Does Automated White-Box Unit Test Generation Really Help Software Testers?
Work on automated test generation has produced several tools capable of generating test data which achieves high structural coverage over a program. In the absence of a specification, developers are expected to manually construct or verify the test oracle for each test input. Nevertheless, it is assumed that these generated tests ease the task of testing for the developer, as testing is reduced to checking the results of tests. While this assumption has persisted for decades, there has been no conclusive evidence to date confirming it. However, the limited adoption in industry indicates this assumption may not be correct, and calls into question the practical value of test generation tools. In this talk I report on results of two controlled experiments comparing between writing tests manually and writing tests with the aid of an automated unit test generation tool, EvoSuite. Although tool support leads to clear improvements in commonly applied quality metrics such as code coverage (up to 300% increase), there was no measurable improvement in the number of bugs actually found by developers. Our results not only cast some doubt on how the research community evaluates test generation tools, but also point to improvements and future work necessary before automated test generation tools will be widely adopted by practitioners.

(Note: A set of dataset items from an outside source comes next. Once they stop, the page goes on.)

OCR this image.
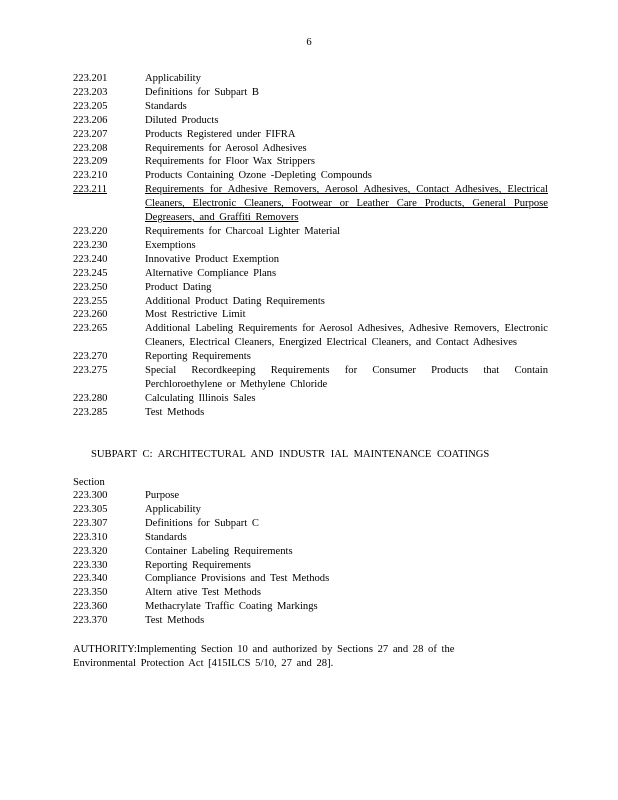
6
223.201	Applicability
223.203	Definitions for Subpart B
223.205	Standards
223.206	Diluted Products
223.207	Products Registered under FIFRA
223.208	Requirements for Aerosol Adhesives
223.209	Requirements for Floor Wax Strippers
223.210	Products Containing Ozone -Depleting Compounds
223.211	Requirements for Adhesive Removers, Aerosol Adhesives, Contact Adhesives, Electrical Cleaners, Electronic Cleaners, Footwear or Leather Care Products, General Purpose Degreasers, and Graffiti Removers
223.220	Requirements for Charcoal Lighter Material
223.230	Exemptions
223.240	Innovative Product Exemption
223.245	Alternative Compliance Plans
223.250	Product Dating
223.255	Additional Product Dating Requirements
223.260	Most Restrictive Limit
223.265	Additional Labeling Requirements for Aerosol Adhesives, Adhesive Removers, Electronic Cleaners, Electrical Cleaners, Energized Electrical Cleaners, and Contact Adhesives
223.270	Reporting Requirements
223.275	Special Recordkeeping Requirements for Consumer Products that Contain Perchloroethylene or Methylene Chloride
223.280	Calculating Illinois Sales
223.285	Test Methods
SUBPART C: ARCHITECTURAL AND INDUSTR IAL MAINTENANCE COATINGS
Section
223.300	Purpose
223.305	Applicability
223.307	Definitions for Subpart C
223.310	Standards
223.320	Container Labeling Requirements
223.330	Reporting Requirements
223.340	Compliance Provisions and Test Methods
223.350	Altern ative Test Methods
223.360	Methacrylate Traffic Coating Markings
223.370	Test Methods
AUTHORITY:Implementing Section 10 and authorized by Sections 27 and 28 of the Environmental Protection Act [415ILCS 5/10, 27 and 28].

Gordon Fraser is a lecturer in Computer Science at the University of Sheffield, UK. He received a PhD in computer science from Graz University of Technology, Austria, in 2007. The central theme of his research is improving software quality, and his recent research concerns the prevention, detection, and removal of defects in software. More specifically, he develops techniques to generate test cases automatically, and to guide the tester in validating the output of tests by producing test oracles and specifications.